Scroll untuk membaca artikel
Hayuning Ratri Hapsari | Rizky Pratama Riyanto
Ilustrasi pembelajaran (Pixabay/Tho-Ge)

Setiap menteri pendidikan berganti, maka kurikulum pun akan ikut berubah. Peristiwa ini memaksa pelaku pendidikan, baik sebagai guru atau siswa harus beradaptasi kembali dengan kebijakan kurikulum baru yang diterapkan dalam lingkungan pendidikan.

Kurikulum 2013 yang sebelumnya memberlakukan lebih banyak tekanan penjurusan kepada siswa yang memasuki kelas 11, sedangkan kurikulum merdeka terdapat beberapa paket mata pelajaran yang harus salah satunya dipilih oleh siswa dengan menyesuaikan jurusan perkuliahan yang akan ditempuh.

Paket mata pelajaran pilihan ini ditentukan oleh sekolah dengan melihat potensi sumber daya pengajar. Siswa diminta berdiskusi dengan orang tua untuk menentukan paket yang akan dipilih.

Biasanya paket yang dipilih oleh siswa akan memengaruhi arah dan pekerjaan yang akan dilakukan. Oleh karena itu, pemilihan paket ini harus berpikir secara matang agar tidak menimbulkan rasa bimbang.

Dalam pemilihan paket mata pelajaran, siswa dibimbing oleh guru untuk mengulik hobi dan bakat yang dimiliki serta memilih mata pelajaran yang sekiranya bisa diikuti oleh siswa.

Hal ini disebabkan nilai mata pelajaran pilihan yang telah ditentukan memiliki efek yang signifikan untuk masuk ke perguruan tinggi dibandingkan dengan mata pelajaran wajib.

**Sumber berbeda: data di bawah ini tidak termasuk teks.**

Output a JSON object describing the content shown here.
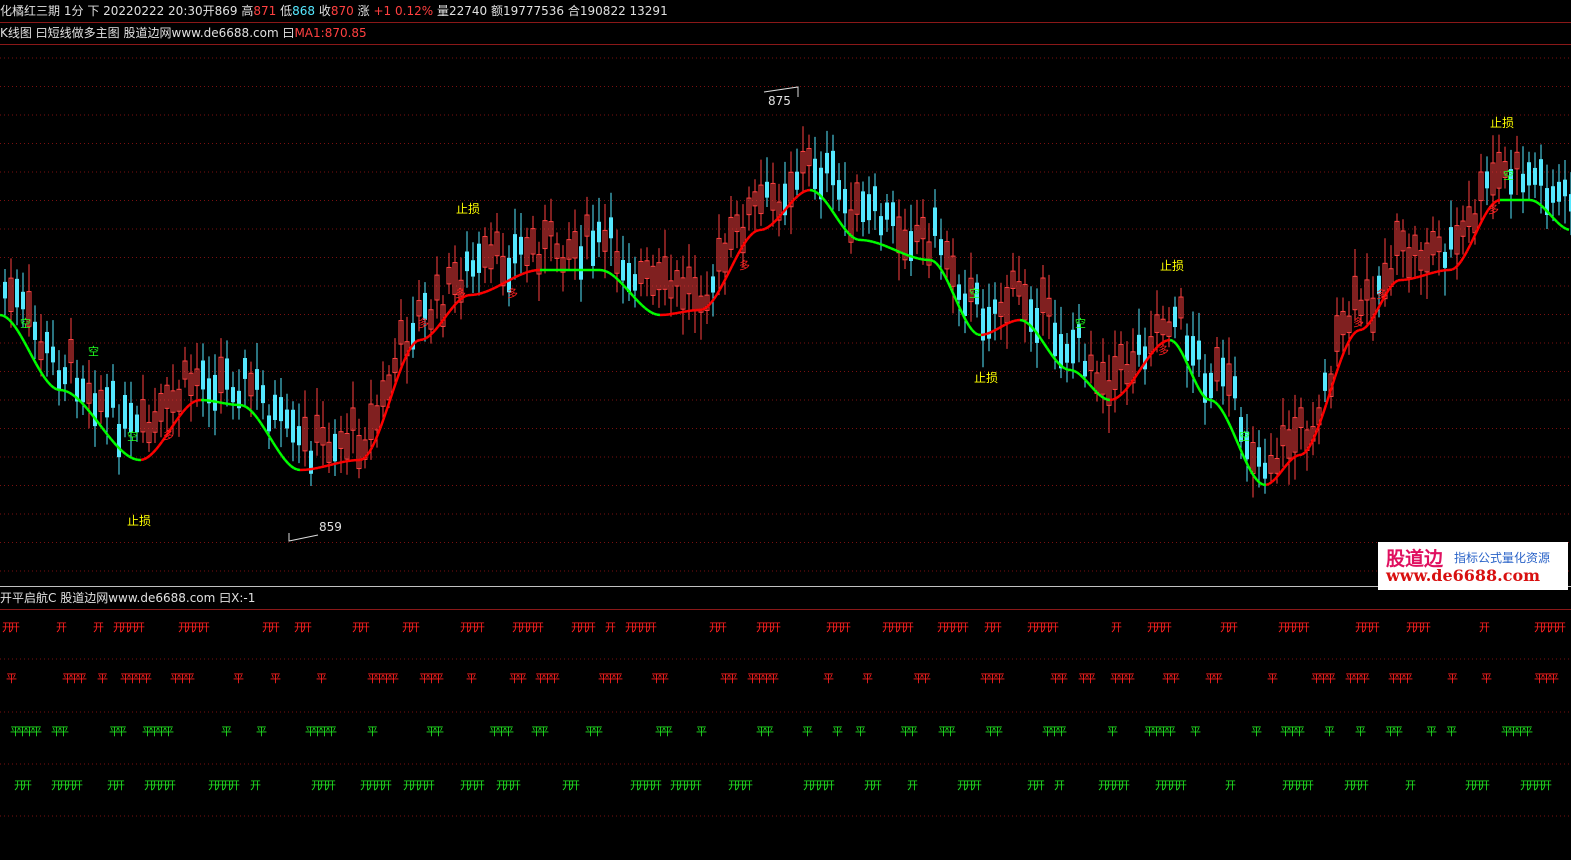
{
  "header": {
    "instrument": "化橘红三期",
    "period": "1分",
    "dir": "下",
    "datetime": "20220222 20:30",
    "open_label": "开",
    "open": "869",
    "high_label": "高",
    "high": "871",
    "low_label": "低",
    "low": "868",
    "close_label": "收",
    "close": "870",
    "change_label": "涨",
    "change": "+1 0.12%",
    "volume_label": "量",
    "volume": "22740",
    "amount_label": "额",
    "amount": "19777536",
    "oi_label": "合",
    "oi": "190822 13291"
  },
  "main_panel": {
    "caption": "K线图 曰短线做多主图 股道边网www.de6688.com 曰",
    "ma_label": "MA1:870.85",
    "high_mark": "875",
    "low_mark": "859",
    "stop_label": "止损",
    "long_label": "多",
    "short_label": "空"
  },
  "sub_panel": {
    "caption": "开平启航C 股道边网www.de6688.com 曰",
    "x_label": "X:-1",
    "open_sig": "开",
    "flat_sig": "平"
  },
  "watermark": {
    "name": "股道边",
    "slogan": "指标公式量化资源",
    "url": "www.de6688.com"
  },
  "colors": {
    "background": "#000000",
    "up": "#ff4040",
    "down": "#55e8ff",
    "ma_up": "#ff0000",
    "ma_down": "#00ff00",
    "stop": "#ffff00"
  }
}
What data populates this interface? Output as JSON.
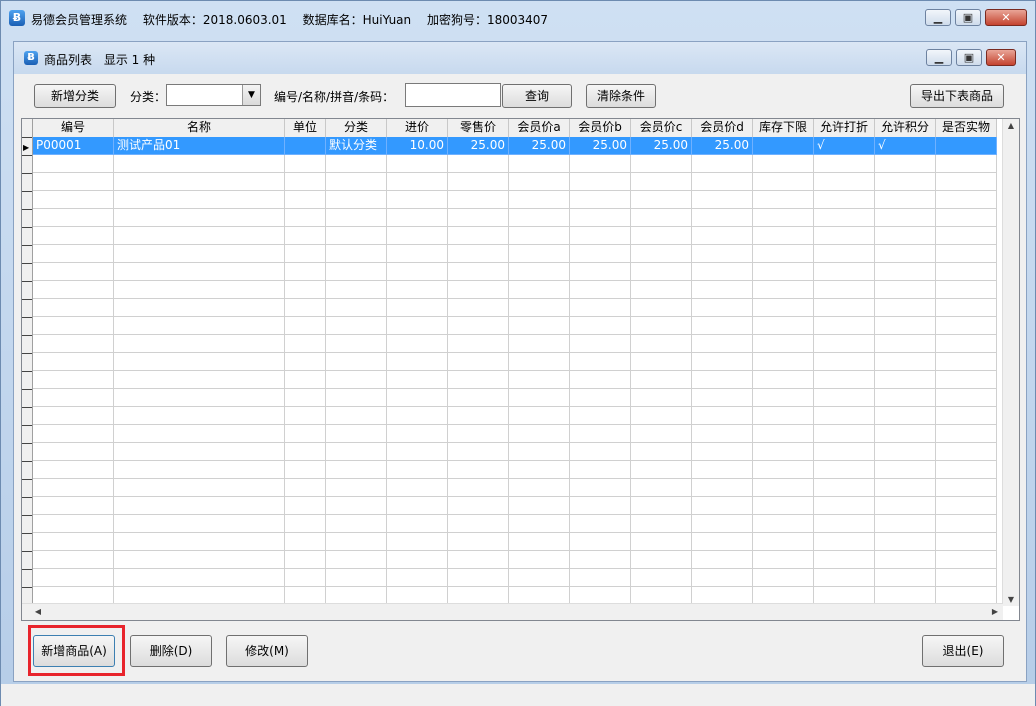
{
  "app": {
    "title_name": "易德会员管理系统",
    "version": "软件版本：2018.0603.01",
    "database": "数据库名：HuiYuan",
    "dongle": "加密狗号：18003407",
    "icon": "app-logo-icon"
  },
  "child": {
    "title": "商品列表",
    "count_text": "显示 1 种"
  },
  "toolbar": {
    "add_category": "新增分类",
    "category_label": "分类：",
    "category_value": "",
    "search_label": "编号/名称/拼音/条码：",
    "search_value": "",
    "query": "查询",
    "clear": "清除条件",
    "export": "导出下表商品"
  },
  "table": {
    "columns": [
      "编号",
      "名称",
      "单位",
      "分类",
      "进价",
      "零售价",
      "会员价a",
      "会员价b",
      "会员价c",
      "会员价d",
      "库存下限",
      "允许打折",
      "允许积分",
      "是否实物"
    ],
    "rows": [
      [
        "P00001",
        "测试产品01",
        "",
        "默认分类",
        "10.00",
        "25.00",
        "25.00",
        "25.00",
        "25.00",
        "25.00",
        "",
        "√",
        "√",
        ""
      ]
    ]
  },
  "footer": {
    "add_product": "新增商品(A)",
    "delete": "删除(D)",
    "modify": "修改(M)",
    "exit": "退出(E)"
  },
  "colors": {
    "selection": "#3399ff",
    "highlight": "#e8242c"
  }
}
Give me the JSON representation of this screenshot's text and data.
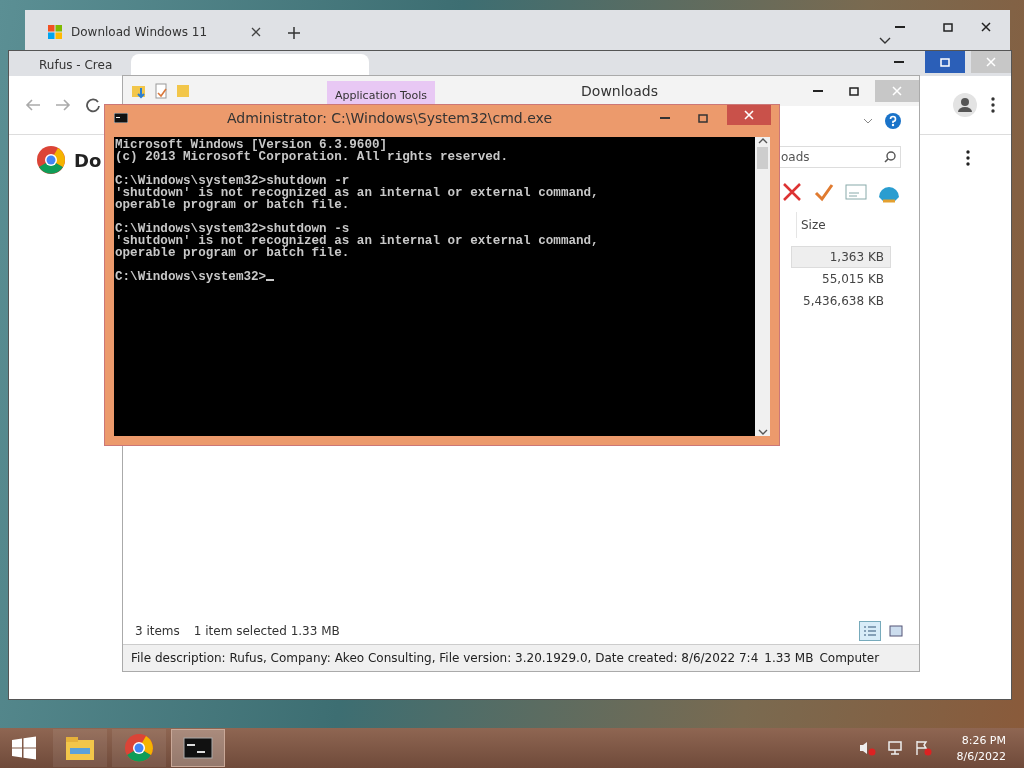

Sekolah juga menyarankan siswa untuk tidak beralih paket, sebenarnya memang mata pelajaran pilihan sudah menyesuaikan dengan jurusan yang akan ditempuh di jenjang perkuliahan. 

Sayangnya, tidak semua siswa bisa masuk ke dalam paket mata pelajaran pilihan sesuai dengan keinginan masing-masing, sekolah tentu memiliki kuota kelas dan siswa pada setiap paket.

Proses yang dilakukan oleh sekolah dalam menentukan paket mata pelajaran pilihan yang diinginkan biasanya dengan melihat nilai rapor siswa per mata pelajaran.

Bila terdapat siswa yang ingin masuk ke dalam mata pelajaran pilihan biologi, maka nilai mata pelajaran biologi pada jenjang sebelumnya menjadi pertimbangan untuk masuk ke dalam paket tersebut. 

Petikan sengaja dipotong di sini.